Intanto la nevicata sembrava essere diminuita di intensità, e una particolare quiete avvolgeva la stanza, interrotta solamente dal motivo che accompagnava i titoli di coda di “Dallas” che, in lontananza, scorrevano sul televisore.
“Quella forza della natura avrebbe messo in difficoltà anche il diavolo in persona, sul ring”, disse all’improvviso Gene con voce rotta dalla commozione, “è stato un vero peccato che sia finita così in anticipo la sua corsa terrena
Harry Greb spirò a soli trentasei anni il 22 ottobre 1926, ad Atlantic City, a seguito di complicazioni seguite a un’operazione per rimuovere un frammento di un osso dal naso, conseguenza di un incidente automobilistico avvenuto a Pittsburgh, un paio di settimane prima.
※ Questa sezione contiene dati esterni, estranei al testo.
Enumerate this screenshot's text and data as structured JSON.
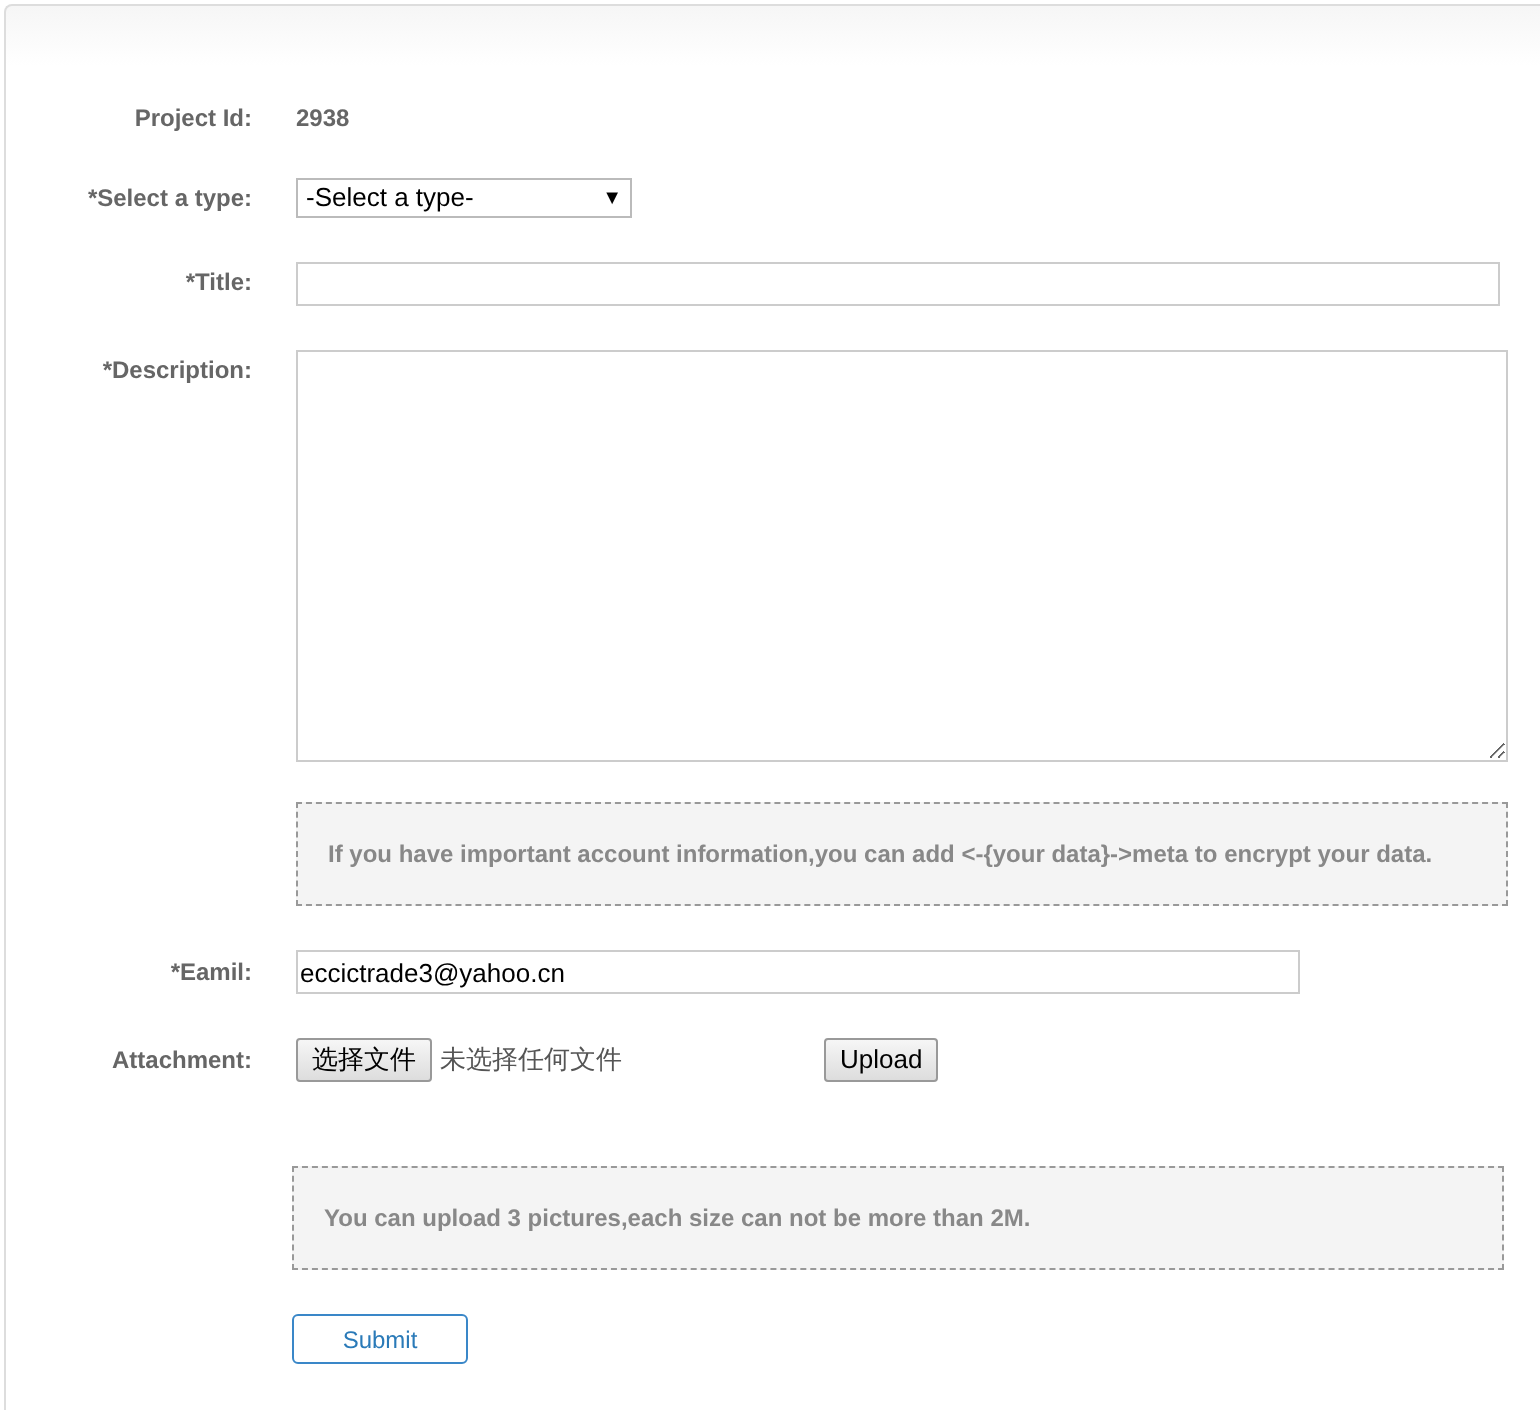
{
  "project_id": {
    "label": "Project Id:",
    "value": "2938"
  },
  "type_select": {
    "label": "*Select a type:",
    "value": "-Select a type-",
    "arrow": "▼"
  },
  "title": {
    "label": "*Title:"
  },
  "description": {
    "label": "*Description:"
  },
  "note_encrypt": "If you have important account information,you can add <-{your data}->meta to encrypt your data.",
  "email": {
    "label": "*Eamil:",
    "value": "eccictrade3@yahoo.cn"
  },
  "attachment": {
    "label": "Attachment:",
    "choose_button": "选择文件",
    "file_status": "未选择任何文件",
    "upload_button": "Upload"
  },
  "note_upload": "You can upload 3 pictures,each size can not be more than 2M.",
  "submit": "Submit"
}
Al suo funerale, Gene Tunney fu fra coloro che trasportarono la bara di Greb.
*
Vista l’ora, i due anziani pazienti del Greenwich Hospital decisero che era arrivato il momento di far ritorno nelle rispettive stanze.
In silenzio, a passi lenti, uscirono dalla sala comune e si incamminarono lungo il corridoio.
“D’altra parte, Mark”, disse all’improvviso Gene voltandosi verso l’amico “conosci qualcuno a cui piacerebbe vedere invecchiare un gatto selvaggio?”